Hunt makes a similar point and further argues that the decline in newspapers ‘may more profoundly affect the destiny of the United States’ but the telling piece is this: ‘Many industries are reeling these days; the Austrian economist Joseph. A. Schumpeter wrote of the creative destruction in capitalism, in which new innovation generates new industries and companies …’. For Hunt, capitalism is democracy and here Hunt’s view requires short thrift! Capitalism, in its free market form, is the basis for corporate control over media and in this form subverts democracy because the commercial imperative to sell copy over ethics and the eternal requirement of advertising revenue seriously impacts upon standards when free of regulation.

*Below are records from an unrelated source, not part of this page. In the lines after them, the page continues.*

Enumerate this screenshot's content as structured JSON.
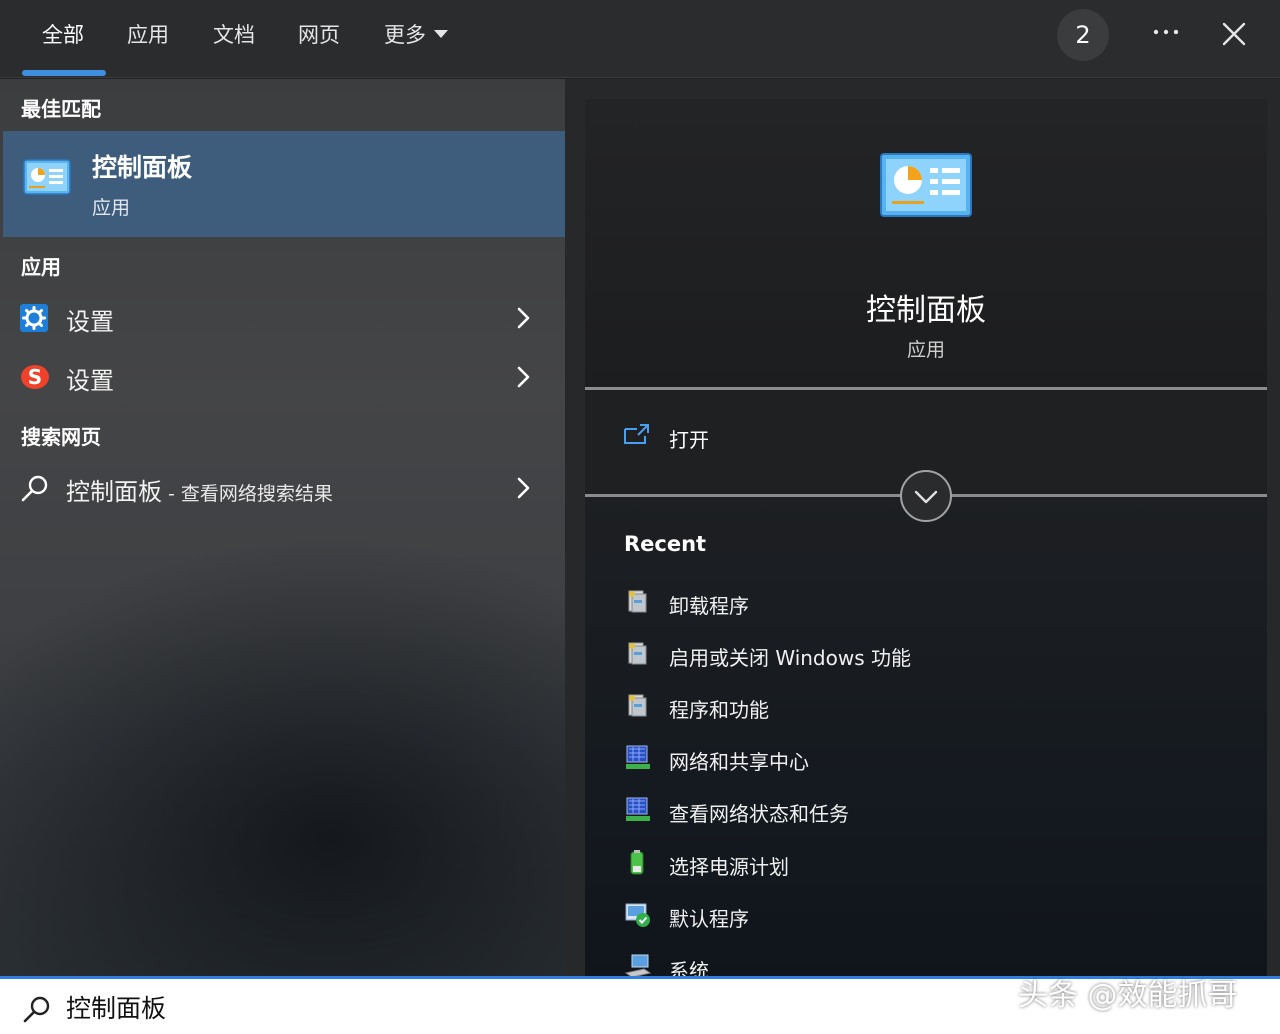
{
  "tabs": [
    {
      "label": "全部",
      "active": true
    },
    {
      "label": "应用"
    },
    {
      "label": "文档"
    },
    {
      "label": "网页"
    },
    {
      "label": "更多"
    }
  ],
  "header": {
    "badge_count": "2",
    "more_options_icon": "ellipsis-icon",
    "close_icon": "close-icon"
  },
  "left": {
    "best_match_header": "最佳匹配",
    "best_match": {
      "title": "控制面板",
      "subtitle": "应用",
      "icon": "control-panel-icon"
    },
    "apps_header": "应用",
    "apps": [
      {
        "label": "设置",
        "icon": "settings-gear-icon"
      },
      {
        "label": "设置",
        "icon": "sogou-s-icon"
      }
    ],
    "web_header": "搜索网页",
    "web_result": {
      "label": "控制面板",
      "suffix": " - 查看网络搜索结果",
      "icon": "search-icon"
    }
  },
  "right": {
    "app_title": "控制面板",
    "app_subtitle": "应用",
    "open_label": "打开",
    "recent_title": "Recent",
    "recent_items": [
      {
        "label": "卸载程序",
        "icon": "programs-icon"
      },
      {
        "label": "启用或关闭 Windows 功能",
        "icon": "programs-icon"
      },
      {
        "label": "程序和功能",
        "icon": "programs-icon"
      },
      {
        "label": "网络和共享中心",
        "icon": "network-icon"
      },
      {
        "label": "查看网络状态和任务",
        "icon": "network-icon"
      },
      {
        "label": "选择电源计划",
        "icon": "power-icon"
      },
      {
        "label": "默认程序",
        "icon": "default-programs-icon"
      },
      {
        "label": "系统",
        "icon": "system-icon"
      }
    ]
  },
  "search": {
    "value": "控制面板",
    "icon": "search-icon"
  },
  "watermark": "头条 @效能抓哥",
  "colors": {
    "accent": "#3f8ee0",
    "selection": "#3e5c7c",
    "searchbar_border": "#2f7fe0"
  }
}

What Hunt fails to grasp is the philosophical distinction between free speech and freedom of the press. The former (free speech) is a broader principle applicable to all whilst the latter (freedom of the press) is limited only to the press. In the case of the latter if, as is mostly the case, the number of major mainstream national newspapers are limited to a few then by definition freedom of the press automatically turns into a privilege of the few, and this is why the Internet offers opportunities to the less privileged and less powerful to exercise their free speech as a principle. One of the core areas of concern with media criticism and media ethics for different reasons is that freedom of press under the liberal principle of individual economic rights (a core constituent of capitalism) is paradoxically the reason for its limitations both for speech and for helping to further any notion of democracy. Capitalism is not, as Hunt would have us believe, the answer, but the cause of a democratic demise. Yes in principle, newspapers are important for democracy, but business, as Marx once argued corrupts good journalism, and the public know that. If newspapers are to survive then the first action any responsible government must take is to base production on the principle of plurality and diversity; how that is achieved is open-ended, but there are models out there which set the framework for production; Sweden (with high subscription rates and high readership) and Norway (subsidies plus the highest readership worldwide) are two worth considering.
This is why newspaper and
Submitted by Daniel Horace (not verified) on Wed, 25/03/2009 - 06:09.This is why newspaper and media needs to be owned independently from many different owners. It ensures that each newspaper gives a unique or at minimum, a seperate point of view. If all media, news, and papers were owned by one corporation or entity, then it's not really democratic and unbiased is it?